Group portrait of Ivy Studio
COURTESY © ALEX LESAGE

Canadian Design Firm Ivy Studio Is Revolutionizing Contract Interiors

Part of Metropolis’s Specify Hot List 2021, this Montreal-based firm specializes in custom work for stylish clients.

To glimpse the future of coworking spaces, take a look at Spacial, a Canadian office-sharing firm not unlike America’s WeWork. Montreal-based Ivy Studio Office of Architecture designed its inaugural location to update the typology with a fresh approach to finishes, furnishings, and the specifying process in general. “Our philosophy is to do as much custom work as possible,” principal Philip Staszewski says. That also happens to be part of the firm’s sustainability strategy: using local craftspeople whenever possible.

“For furniture or finishes, we always try to find a local company,” Staszewski explains. “This gives us more control over the final result and avoids excessive importation of products.” Plus, custom work is a crowd-pleaser. “You might see a beautiful chair in one place but if you see it somewhere else, it takes away from the experience.” 

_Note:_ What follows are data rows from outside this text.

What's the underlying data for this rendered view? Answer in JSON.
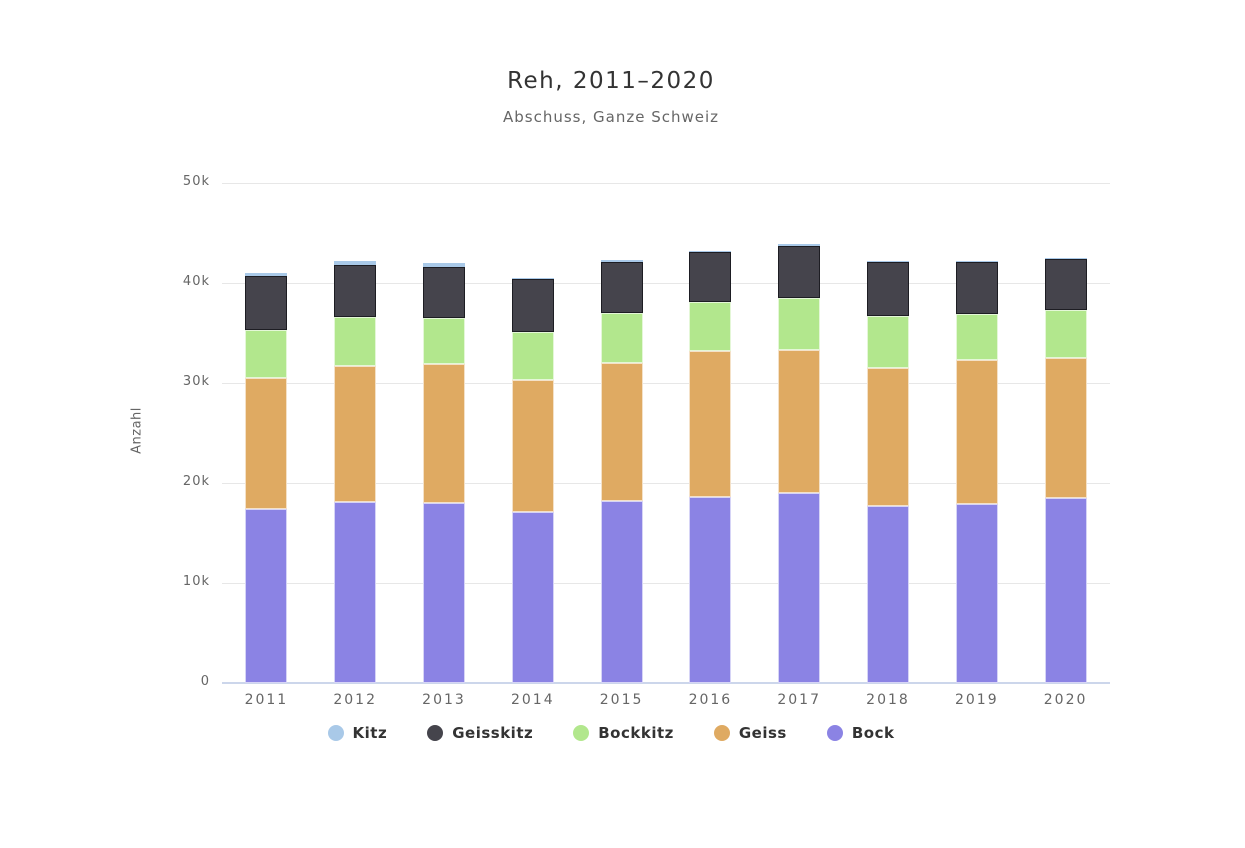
{
  "chart_data": {
    "type": "bar",
    "stacked": true,
    "title": "Reh, 2011–2020",
    "subtitle": "Abschuss, Ganze Schweiz",
    "xlabel": "",
    "ylabel": "Anzahl",
    "ylim": [
      0,
      50000
    ],
    "grid": true,
    "legend_position": "bottom",
    "y_tick_labels": [
      "0",
      "10k",
      "20k",
      "30k",
      "40k",
      "50k"
    ],
    "y_tick_values": [
      0,
      10000,
      20000,
      30000,
      40000,
      50000
    ],
    "categories": [
      "2011",
      "2012",
      "2013",
      "2014",
      "2015",
      "2016",
      "2017",
      "2018",
      "2019",
      "2020"
    ],
    "series": [
      {
        "name": "Bock",
        "color": "#8b83e4",
        "values": [
          17450,
          18150,
          18000,
          17100,
          18250,
          18650,
          19000,
          17700,
          17900,
          18500
        ]
      },
      {
        "name": "Geiss",
        "color": "#dfaa62",
        "values": [
          13100,
          13600,
          13900,
          13200,
          13800,
          14550,
          14300,
          13800,
          14400,
          14000
        ]
      },
      {
        "name": "Bockkitz",
        "color": "#b2e78d",
        "values": [
          4800,
          4900,
          4600,
          4800,
          5000,
          4900,
          5200,
          5200,
          4600,
          4800
        ]
      },
      {
        "name": "Geisskitz",
        "color": "#45444c",
        "values": [
          5400,
          5200,
          5100,
          5300,
          5100,
          5000,
          5200,
          5400,
          5200,
          5100
        ]
      },
      {
        "name": "Kitz",
        "color": "#a9c9e8",
        "values": [
          250,
          400,
          450,
          150,
          150,
          150,
          200,
          150,
          150,
          150
        ]
      }
    ],
    "legend_order": [
      "Kitz",
      "Geisskitz",
      "Bockkitz",
      "Geiss",
      "Bock"
    ]
  },
  "theme": {
    "background": "#ffffff",
    "gridline_color": "#e7e7e7",
    "axis_line_color": "#ccd6eb",
    "label_color": "#666666",
    "title_color": "#333333",
    "legend_text_color": "#333333"
  }
}
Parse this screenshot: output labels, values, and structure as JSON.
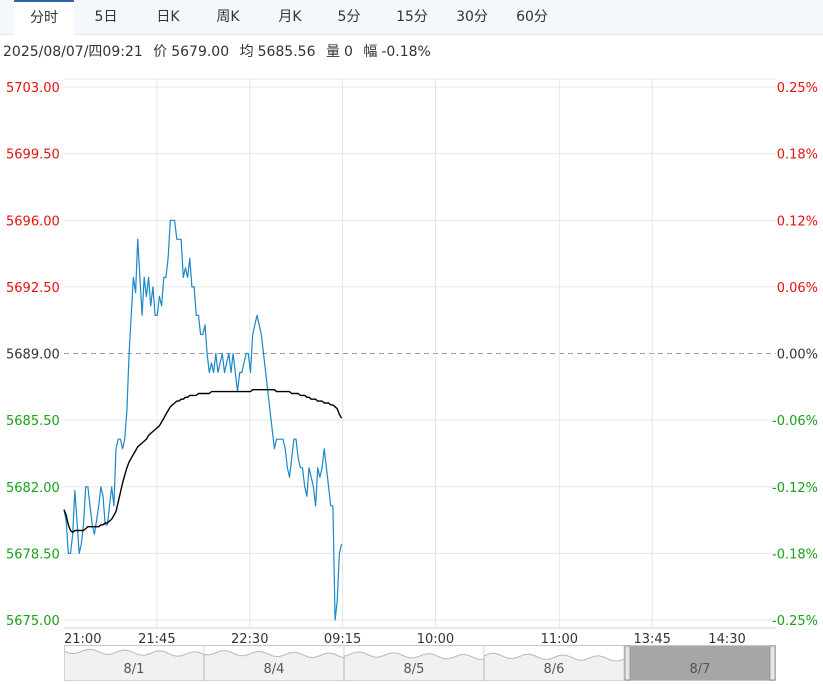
{
  "tabs": [
    {
      "label": "分时",
      "active": true
    },
    {
      "label": "5日",
      "active": false
    },
    {
      "label": "日K",
      "active": false
    },
    {
      "label": "周K",
      "active": false
    },
    {
      "label": "月K",
      "active": false
    },
    {
      "label": "5分",
      "active": false
    },
    {
      "label": "15分",
      "active": false
    },
    {
      "label": "30分",
      "active": false
    },
    {
      "label": "60分",
      "active": false
    }
  ],
  "info": {
    "datetime": "2025/08/07/四09:21",
    "price_label": "价",
    "price": "5679.00",
    "avg_label": "均",
    "avg": "5685.56",
    "vol_label": "量",
    "vol": "0",
    "chg_label": "幅",
    "chg": "-0.18%"
  },
  "colors": {
    "up": "#e4120e",
    "down": "#1aa01a",
    "neutral": "#333333",
    "price_line": "#1a88c9",
    "avg_line": "#000000",
    "grid": "#e6e6e6"
  },
  "chart_data": {
    "type": "line",
    "title": "",
    "xlabel": "",
    "ylabel": "",
    "prev_close": 5689.0,
    "ylim": [
      5675.0,
      5703.0
    ],
    "y_ticks": [
      "5703.00",
      "5699.50",
      "5696.00",
      "5692.50",
      "5689.00",
      "5685.50",
      "5682.00",
      "5678.50",
      "5675.00"
    ],
    "pct_ticks": [
      "0.25%",
      "0.18%",
      "0.12%",
      "0.06%",
      "0.00%",
      "-0.06%",
      "-0.12%",
      "-0.18%",
      "-0.25%"
    ],
    "x_ticks": [
      "21:00",
      "21:45",
      "22:30",
      "09:15",
      "10:00",
      "11:00",
      "13:45",
      "14:30"
    ],
    "total_minutes": 345,
    "x_tick_minutes": [
      0,
      45,
      90,
      135,
      180,
      240,
      285,
      330
    ],
    "session_minutes": 129,
    "grid": true,
    "series": [
      {
        "key": "price",
        "values": [
          5680.8,
          5680.2,
          5678.5,
          5678.5,
          5679.5,
          5681.8,
          5680.2,
          5678.5,
          5679.0,
          5680.0,
          5682.0,
          5682.0,
          5681.0,
          5680.0,
          5679.5,
          5680.2,
          5681.0,
          5682.0,
          5681.5,
          5680.0,
          5680.0,
          5681.0,
          5682.0,
          5681.0,
          5684.0,
          5684.5,
          5684.5,
          5684.0,
          5684.5,
          5686.0,
          5689.0,
          5691.0,
          5693.0,
          5692.2,
          5695.0,
          5693.0,
          5691.0,
          5693.0,
          5692.0,
          5693.0,
          5691.5,
          5692.5,
          5691.0,
          5691.0,
          5692.0,
          5691.5,
          5693.0,
          5693.0,
          5694.0,
          5696.0,
          5696.0,
          5696.0,
          5695.0,
          5695.0,
          5695.0,
          5693.0,
          5693.5,
          5693.0,
          5694.0,
          5692.5,
          5692.5,
          5691.0,
          5691.0,
          5690.0,
          5690.0,
          5690.5,
          5689.0,
          5688.0,
          5688.5,
          5688.0,
          5689.0,
          5688.0,
          5688.5,
          5689.0,
          5688.0,
          5688.5,
          5689.0,
          5688.0,
          5689.0,
          5688.0,
          5687.0,
          5688.0,
          5688.0,
          5688.5,
          5689.0,
          5689.0,
          5688.0,
          5690.0,
          5690.5,
          5691.0,
          5690.5,
          5690.0,
          5689.0,
          5688.0,
          5687.0,
          5686.0,
          5685.0,
          5684.0,
          5684.5,
          5684.5,
          5684.5,
          5684.5,
          5684.0,
          5683.0,
          5682.5,
          5683.5,
          5684.5,
          5684.5,
          5683.5,
          5683.0,
          5683.0,
          5682.0,
          5681.5,
          5683.0,
          5682.5,
          5682.0,
          5681.0,
          5683.0,
          5682.5,
          5683.0,
          5684.0,
          5683.0,
          5682.0,
          5681.0,
          5681.0,
          5675.0,
          5676.0,
          5678.5,
          5679.0
        ]
      },
      {
        "key": "avg",
        "values": [
          5680.8,
          5680.5,
          5680.0,
          5679.7,
          5679.6,
          5679.7,
          5679.7,
          5679.7,
          5679.7,
          5679.7,
          5679.8,
          5679.9,
          5679.9,
          5679.9,
          5679.9,
          5679.9,
          5679.9,
          5680.0,
          5680.0,
          5680.1,
          5680.1,
          5680.2,
          5680.3,
          5680.5,
          5680.7,
          5681.2,
          5681.7,
          5682.2,
          5682.6,
          5683.0,
          5683.3,
          5683.5,
          5683.7,
          5683.9,
          5684.1,
          5684.2,
          5684.3,
          5684.4,
          5684.5,
          5684.7,
          5684.8,
          5684.9,
          5685.0,
          5685.1,
          5685.2,
          5685.4,
          5685.6,
          5685.8,
          5686.0,
          5686.2,
          5686.3,
          5686.4,
          5686.5,
          5686.5,
          5686.6,
          5686.6,
          5686.7,
          5686.7,
          5686.8,
          5686.8,
          5686.8,
          5686.8,
          5686.9,
          5686.9,
          5686.9,
          5686.9,
          5686.9,
          5686.9,
          5687.0,
          5687.0,
          5687.0,
          5687.0,
          5687.0,
          5687.0,
          5687.0,
          5687.0,
          5687.0,
          5687.0,
          5687.0,
          5687.0,
          5687.0,
          5687.0,
          5687.0,
          5687.0,
          5687.0,
          5687.0,
          5687.0,
          5687.1,
          5687.1,
          5687.1,
          5687.1,
          5687.1,
          5687.1,
          5687.1,
          5687.1,
          5687.1,
          5687.1,
          5687.1,
          5687.0,
          5687.0,
          5687.0,
          5687.0,
          5687.0,
          5687.0,
          5687.0,
          5686.9,
          5686.9,
          5686.9,
          5686.9,
          5686.8,
          5686.8,
          5686.8,
          5686.7,
          5686.7,
          5686.6,
          5686.6,
          5686.6,
          5686.5,
          5686.5,
          5686.5,
          5686.4,
          5686.4,
          5686.4,
          5686.3,
          5686.3,
          5686.2,
          5686.1,
          5685.8,
          5685.6
        ]
      }
    ]
  },
  "navigator": {
    "days": [
      "8/1",
      "8/4",
      "8/5",
      "8/6",
      "8/7"
    ],
    "selected": "8/7"
  }
}
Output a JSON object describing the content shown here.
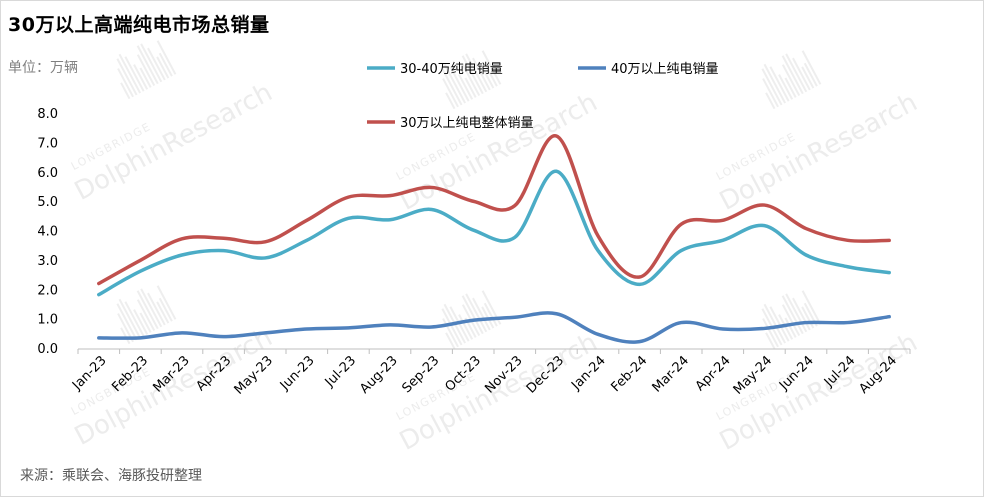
{
  "header": {
    "title": "30万以上高端纯电市场总销量",
    "unit": "单位：万辆"
  },
  "footer": {
    "source": "来源：乘联会、海豚投研整理"
  },
  "watermark": {
    "brand": "LONGBRIDGE",
    "name": "DolphinResearch"
  },
  "chart_data": {
    "type": "line",
    "title": "30万以上高端纯电市场总销量",
    "ylabel": "单位：万辆",
    "xlabel": "",
    "ylim": [
      0,
      8
    ],
    "y_ticks": [
      "0.0",
      "1.0",
      "2.0",
      "3.0",
      "4.0",
      "5.0",
      "6.0",
      "7.0",
      "8.0"
    ],
    "grid": false,
    "legend_position": "top",
    "categories": [
      "Jan-23",
      "Feb-23",
      "Mar-23",
      "Apr-23",
      "May-23",
      "Jun-23",
      "Jul-23",
      "Aug-23",
      "Sep-23",
      "Oct-23",
      "Nov-23",
      "Dec-23",
      "Jan-24",
      "Feb-24",
      "Mar-24",
      "Apr-24",
      "May-24",
      "Jun-24",
      "Jul-24",
      "Aug-24"
    ],
    "series": [
      {
        "name": "30-40万纯电销量",
        "color": "#4bacc6",
        "values": [
          1.85,
          2.65,
          3.2,
          3.35,
          3.1,
          3.7,
          4.45,
          4.4,
          4.75,
          4.05,
          3.8,
          6.05,
          3.35,
          2.2,
          3.35,
          3.7,
          4.2,
          3.2,
          2.8,
          2.6
        ]
      },
      {
        "name": "40万以上纯电销量",
        "color": "#4f81bd",
        "values": [
          0.38,
          0.38,
          0.55,
          0.42,
          0.55,
          0.68,
          0.72,
          0.82,
          0.75,
          0.98,
          1.08,
          1.2,
          0.5,
          0.25,
          0.9,
          0.68,
          0.7,
          0.9,
          0.9,
          1.1
        ]
      },
      {
        "name": "30万以上纯电整体销量",
        "color": "#c0504d",
        "values": [
          2.23,
          3.02,
          3.75,
          3.77,
          3.65,
          4.38,
          5.17,
          5.22,
          5.5,
          5.03,
          4.88,
          7.25,
          3.85,
          2.45,
          4.25,
          4.38,
          4.9,
          4.1,
          3.7,
          3.7
        ]
      }
    ]
  }
}
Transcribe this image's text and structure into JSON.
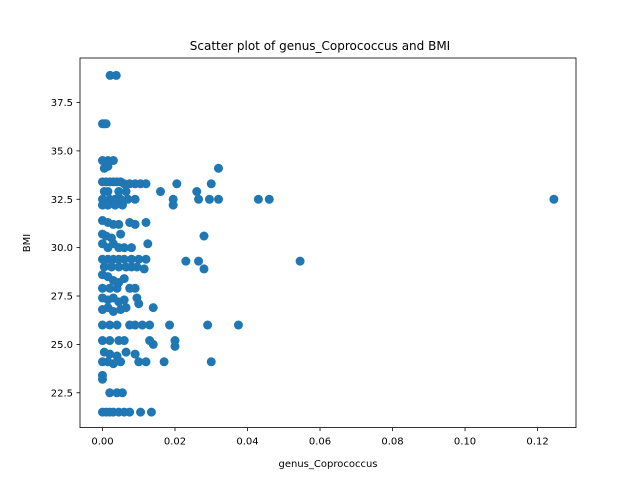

Like the young workforce associated with the coworking concept, Ivy’s partners (Staszewski, Guillaume Riel, David Kirouac, and Gabrielle Rousseau) are inspired by their shared value systems.

“We’re just a group of four friends working together and having fun designing,” says Riel of himself and his young partners. That doesn’t mean they lack experience: The studio’s impressive list of commercial work includes offices, restaurants, and even barbershops. 

Office Interior
When designing a space for a Montreal-based machine fabricator, Ivy Studio Office of Architecture was inspired by its client’s core product, metal extrusions. COURTESY © ALEX LESAGE

And the team has become expert in finding ways to further clients’ business objectives, or “propelling brands forward,” as Staszewski puts it. For example, Vention, a Montreal-based machine fabricator, needed a new headquarters that reflected its core business, metal extrusions. “We were extremely intrigued by the client’s product,” Staszewski says. For barbershop Crisp Saint-Henri, “the client didn’t want a classic barbershop, but something more minimalist,” Staszewski recalls. “He had taken a trip to Japan and loved everything he saw there.”

For Spacial, the coworking office, the brief was to insert a 9,000-square-foot office interior in a former industrial space along the lines of a Manhattan loft. “The three big conference rooms and the common areas are very generous,” Staszewski says. “In fact, it’s patterned after the idea of working in a café.”

Ultimately, a spirit of teamwork makes the firm work. “We were close friends at Laval University in Quebec City, doing class projects together,” said Staszewski. “We still have the energy and ambition we had in school.”